Brene Brown, Ph.D. (The Gifts of Imperfection) has observed and identified the one single thing that separates the men and women who feel a deep sense of love and belonging from those who don’t…the belief in their worthiness.
In order to do that we must let go of the fear of what other people might think about us and instead “own our story.”
When we finally reach the realization that all the time we have spent in our lives “performing, perfecting, pleasing, and proving” for others’ high opinions of us has been wasted time… then we understand that this same amount of time would have been better spent living inside our story. Being true to the person God expects us to be…not man.
Our greatest challenge in life is believing that we are worthy right this minute of love and belonging…not when we have achieved self-imposed prerequisites. Examples:
1) I’ll be worthy when I lose twenty pounds
2) I’ll be worthy if I can get pregnant
3) I’ll be worthy if I can get/stay sober
4) I’ll be worthy if everyone thinks I’m a good person & parent
5) I’ll be worthy when I can make a living selling my art
6) I’ll be worthy if I can hold my marriage together
7) I’ll be worthy when I make partner in my firm
8) I’ll be worthy when I win my parents’ approval
9) I’ll be worthy if he calls back and asks me out
10) I’ll be worthy when I can do it all and look like I’m not even trying
Any of these sound familiar…some of them sure do for me! We are our own worse critics…we set improbable (if not downright impossible) goals to accomplish before we can open ourselves to love and acceptance. Why do we do this to ourselves I wonder?
It would be easy enough to blame the media, advertising and many other modern-day culprits…but this strange phenomenon has been around since the beginning of time or as the old joke goes:… When Adam and Eve ate themselves out of house and home.
In order to change our perception of love and belonging to the concept of “being” and not necessarily “doing” ….we must look at love as unconditional and understand the difference between “fitting in” and “belonging.”

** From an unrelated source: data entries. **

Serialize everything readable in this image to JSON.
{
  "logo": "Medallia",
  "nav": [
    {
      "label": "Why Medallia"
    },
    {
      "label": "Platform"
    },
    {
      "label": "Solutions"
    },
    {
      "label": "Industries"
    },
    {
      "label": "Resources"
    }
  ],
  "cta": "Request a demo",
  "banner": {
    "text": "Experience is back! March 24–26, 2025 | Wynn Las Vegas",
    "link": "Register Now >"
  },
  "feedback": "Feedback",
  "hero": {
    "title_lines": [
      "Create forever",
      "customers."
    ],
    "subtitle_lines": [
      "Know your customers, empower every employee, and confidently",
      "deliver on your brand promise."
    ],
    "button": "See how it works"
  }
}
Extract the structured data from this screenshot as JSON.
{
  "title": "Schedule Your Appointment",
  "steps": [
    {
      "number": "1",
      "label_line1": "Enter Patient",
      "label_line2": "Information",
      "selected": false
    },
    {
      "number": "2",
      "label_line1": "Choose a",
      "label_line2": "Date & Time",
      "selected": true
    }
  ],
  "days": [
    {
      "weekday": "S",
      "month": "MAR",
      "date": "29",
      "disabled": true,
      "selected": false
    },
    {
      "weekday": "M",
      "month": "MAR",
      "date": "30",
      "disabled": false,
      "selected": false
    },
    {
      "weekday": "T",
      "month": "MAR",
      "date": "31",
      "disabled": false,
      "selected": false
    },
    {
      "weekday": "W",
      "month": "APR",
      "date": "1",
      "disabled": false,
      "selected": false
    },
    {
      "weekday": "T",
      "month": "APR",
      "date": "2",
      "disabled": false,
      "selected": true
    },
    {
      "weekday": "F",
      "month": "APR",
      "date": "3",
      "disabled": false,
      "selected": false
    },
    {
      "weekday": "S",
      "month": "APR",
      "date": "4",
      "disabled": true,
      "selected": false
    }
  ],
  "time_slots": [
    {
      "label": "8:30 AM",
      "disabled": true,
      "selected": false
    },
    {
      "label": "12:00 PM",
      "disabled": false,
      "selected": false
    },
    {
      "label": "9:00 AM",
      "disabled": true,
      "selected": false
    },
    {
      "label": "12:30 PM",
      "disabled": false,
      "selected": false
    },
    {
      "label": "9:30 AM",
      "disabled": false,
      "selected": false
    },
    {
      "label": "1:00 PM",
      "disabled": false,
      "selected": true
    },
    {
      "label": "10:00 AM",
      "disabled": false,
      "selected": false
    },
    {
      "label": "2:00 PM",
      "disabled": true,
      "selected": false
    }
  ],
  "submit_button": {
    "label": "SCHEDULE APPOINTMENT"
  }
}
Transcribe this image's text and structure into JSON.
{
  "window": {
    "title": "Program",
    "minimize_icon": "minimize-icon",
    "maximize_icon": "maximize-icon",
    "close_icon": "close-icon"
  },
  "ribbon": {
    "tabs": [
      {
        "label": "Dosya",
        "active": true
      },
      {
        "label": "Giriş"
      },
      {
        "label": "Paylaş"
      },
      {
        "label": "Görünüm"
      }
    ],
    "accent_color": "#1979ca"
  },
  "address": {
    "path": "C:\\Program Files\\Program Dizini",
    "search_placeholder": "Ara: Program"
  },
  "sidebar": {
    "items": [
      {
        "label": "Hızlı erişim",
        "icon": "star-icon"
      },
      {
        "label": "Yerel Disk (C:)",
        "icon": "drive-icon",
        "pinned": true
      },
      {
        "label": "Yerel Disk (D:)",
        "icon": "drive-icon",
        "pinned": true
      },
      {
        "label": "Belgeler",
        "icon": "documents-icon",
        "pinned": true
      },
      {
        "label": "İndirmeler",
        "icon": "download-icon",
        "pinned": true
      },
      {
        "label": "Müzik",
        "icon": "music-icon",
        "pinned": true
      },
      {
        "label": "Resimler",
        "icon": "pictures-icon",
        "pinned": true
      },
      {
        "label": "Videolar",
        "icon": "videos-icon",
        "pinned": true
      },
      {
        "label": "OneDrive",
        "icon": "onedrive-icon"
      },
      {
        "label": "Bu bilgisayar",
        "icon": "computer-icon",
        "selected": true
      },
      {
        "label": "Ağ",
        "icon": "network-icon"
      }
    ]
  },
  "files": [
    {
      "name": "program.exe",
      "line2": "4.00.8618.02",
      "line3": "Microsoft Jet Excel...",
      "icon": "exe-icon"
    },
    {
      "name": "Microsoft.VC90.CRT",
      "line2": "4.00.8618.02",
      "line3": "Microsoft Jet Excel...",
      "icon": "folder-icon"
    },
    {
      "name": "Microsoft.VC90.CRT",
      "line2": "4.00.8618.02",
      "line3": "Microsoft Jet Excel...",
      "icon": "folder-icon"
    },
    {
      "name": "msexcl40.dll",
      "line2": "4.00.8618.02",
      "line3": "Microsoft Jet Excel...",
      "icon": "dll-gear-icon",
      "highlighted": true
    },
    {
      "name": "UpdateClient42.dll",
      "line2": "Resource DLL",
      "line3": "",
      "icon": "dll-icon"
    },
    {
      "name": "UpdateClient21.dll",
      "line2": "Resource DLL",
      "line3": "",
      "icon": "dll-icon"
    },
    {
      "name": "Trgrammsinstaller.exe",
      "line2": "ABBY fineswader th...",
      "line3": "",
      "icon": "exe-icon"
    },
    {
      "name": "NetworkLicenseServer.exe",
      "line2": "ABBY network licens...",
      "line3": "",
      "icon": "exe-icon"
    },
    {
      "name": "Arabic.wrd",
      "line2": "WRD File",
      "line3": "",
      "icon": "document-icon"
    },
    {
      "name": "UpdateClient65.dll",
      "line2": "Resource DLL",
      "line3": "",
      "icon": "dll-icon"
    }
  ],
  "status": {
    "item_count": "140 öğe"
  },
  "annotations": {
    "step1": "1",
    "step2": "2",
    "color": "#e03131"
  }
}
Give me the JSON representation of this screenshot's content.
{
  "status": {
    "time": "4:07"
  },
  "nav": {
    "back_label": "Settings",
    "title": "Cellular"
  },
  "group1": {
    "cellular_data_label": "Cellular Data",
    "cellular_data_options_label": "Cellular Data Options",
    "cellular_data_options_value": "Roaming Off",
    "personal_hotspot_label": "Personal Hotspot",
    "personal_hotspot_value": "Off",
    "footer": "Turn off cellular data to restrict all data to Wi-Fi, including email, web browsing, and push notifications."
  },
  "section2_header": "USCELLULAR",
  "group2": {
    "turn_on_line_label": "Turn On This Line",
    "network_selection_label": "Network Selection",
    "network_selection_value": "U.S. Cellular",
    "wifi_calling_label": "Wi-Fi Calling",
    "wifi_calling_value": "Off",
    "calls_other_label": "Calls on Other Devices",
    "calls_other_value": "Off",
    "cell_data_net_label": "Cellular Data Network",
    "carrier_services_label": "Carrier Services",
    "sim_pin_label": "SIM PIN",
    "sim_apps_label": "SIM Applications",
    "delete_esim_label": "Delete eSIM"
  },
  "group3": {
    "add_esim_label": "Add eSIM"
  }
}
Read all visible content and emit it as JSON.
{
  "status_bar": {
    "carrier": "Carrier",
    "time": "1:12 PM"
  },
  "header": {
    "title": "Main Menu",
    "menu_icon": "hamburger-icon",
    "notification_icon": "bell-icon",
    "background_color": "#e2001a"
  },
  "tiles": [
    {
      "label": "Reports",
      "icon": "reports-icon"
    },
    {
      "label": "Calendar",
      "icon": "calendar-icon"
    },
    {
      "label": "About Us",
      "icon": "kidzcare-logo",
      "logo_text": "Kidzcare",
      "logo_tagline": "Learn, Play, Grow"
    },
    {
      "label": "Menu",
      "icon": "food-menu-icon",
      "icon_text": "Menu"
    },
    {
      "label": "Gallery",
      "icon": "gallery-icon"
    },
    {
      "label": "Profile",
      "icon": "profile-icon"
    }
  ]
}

“Fitting in” means assessing a situation and becoming who we need to be to be accepted.
“Belonging” (on the other hand) doesn’t require us to change who we are; it requires us to be who we are.
So until tomorrow…Let us allow Your light to shine upon us and through us so it can be passed on to others in a circle of love, belonging, and acceptance…without any “if’s” or “when’s.“
“Today is my favorite day” Winnie the Pooh
* I checked in on Master Rutledge yesterday and watched him for awhile to give Walsh some time to run errands. He decided to be a pirate…lots of “AARGH” going around and even a dangling earring (mine) for effect.
Rutledge’s teachers sent over this sweet poster for their “missing child” Rutledge! (Rutledge tells everyone his name is RUT RUT DING-TRUCK!)
*Rutledge experienced his first River Dogs game last Thursday…Walsh has a great story about how they miraculously caught the ball…(a tall tale for sure)…since they were handed the ball as a memento for little Rutledge’s first game…still…too cool! And too nice!
* Sherri put her whimsical chicken I gave her in the vegetable garden…too cute!
* I thought this sign was appropriate most early mornings or evenings this summer…placed it on the front porch.